Si scava tra le macerie e ciò che rimane di Gaza

Fra pale, polvere e bulldozer in azione si scava tra le macerie e tra quel poco che è rimasto di Gaza.

Si scava tra le macerie e ciò che rimane di Gaza

A Gaza le squadre della protezione civile scavano tra le macerie delle case colpite, recuperano i resti di famiglie sepolte sotto muri che avevano ancora un indirizzo. La casa degli Abu Ramadan, che ospitava decine di persone, è diventata un cumulo di cemento e silenzio. È il lessico della fine che convive con l’annuncio della pausa.

Intanto la mappa si allarga. A nord-est di Qalqilya, a Jayyous, bulldozer e mezzi militari abbattono serre e strutture agricole. Plastica strappata, colture schiacciate, un’economia domestica cancellata in poche ore. La Cisgiordania entra nel racconto come un fronte parallelo, dove la guerra prende la forma dell’amministrazione della terra e della punizione collettiva.

A Gaza si discute di “fasi”, di condizioni, di disarmo e di garanzie. Le parti si accusano a vicenda di violazioni, si contano i morti, si annunciano funerali e nuove nomine militari. La tregua diventa un campo di battaglia semantico: dichiarata, contestata, sospesa. Nel frattempo Rafah resta strozzata, i valichi diventano argomento di scontro diplomatico, la vita quotidiana rimane appesa a decisioni prese altrove.

Sul tavolo internazionale scorrono cifre che fanno tremare: quartieri distrutti, infrastrutture annientate, decine di miliardi stimati per una ricostruzione che ancora non ha un perimetro politico. Mentre si scavano le macerie, altrove si preparano dossier, proposte, appetiti. La guerra produce rovine e, insieme, opportunità.

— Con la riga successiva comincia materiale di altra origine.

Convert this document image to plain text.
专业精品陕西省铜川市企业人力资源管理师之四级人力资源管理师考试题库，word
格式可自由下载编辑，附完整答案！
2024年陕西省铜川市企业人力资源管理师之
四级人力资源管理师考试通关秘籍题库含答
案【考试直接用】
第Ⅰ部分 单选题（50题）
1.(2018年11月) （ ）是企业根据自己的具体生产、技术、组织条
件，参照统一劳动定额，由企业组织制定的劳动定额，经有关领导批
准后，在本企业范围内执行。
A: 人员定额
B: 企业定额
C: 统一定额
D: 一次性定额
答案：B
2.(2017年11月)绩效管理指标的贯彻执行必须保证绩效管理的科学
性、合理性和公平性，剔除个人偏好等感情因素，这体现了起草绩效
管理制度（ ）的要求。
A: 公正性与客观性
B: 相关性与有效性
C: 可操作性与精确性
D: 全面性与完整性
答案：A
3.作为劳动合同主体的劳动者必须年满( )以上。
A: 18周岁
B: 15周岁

Dall’Italia arrivano appelli alla de-escalation, rivendicazioni di aiuti, corridoi umanitari, disponibilità dentro cornici multilaterali. Parole necessarie, che però faticano a tenere il passo con le immagini di oggi. Perché la tregua, quando esiste davvero, smette di essere un annuncio e diventa una pratica. Qui, per ora, restano le pale, i bulldozer e la polvere.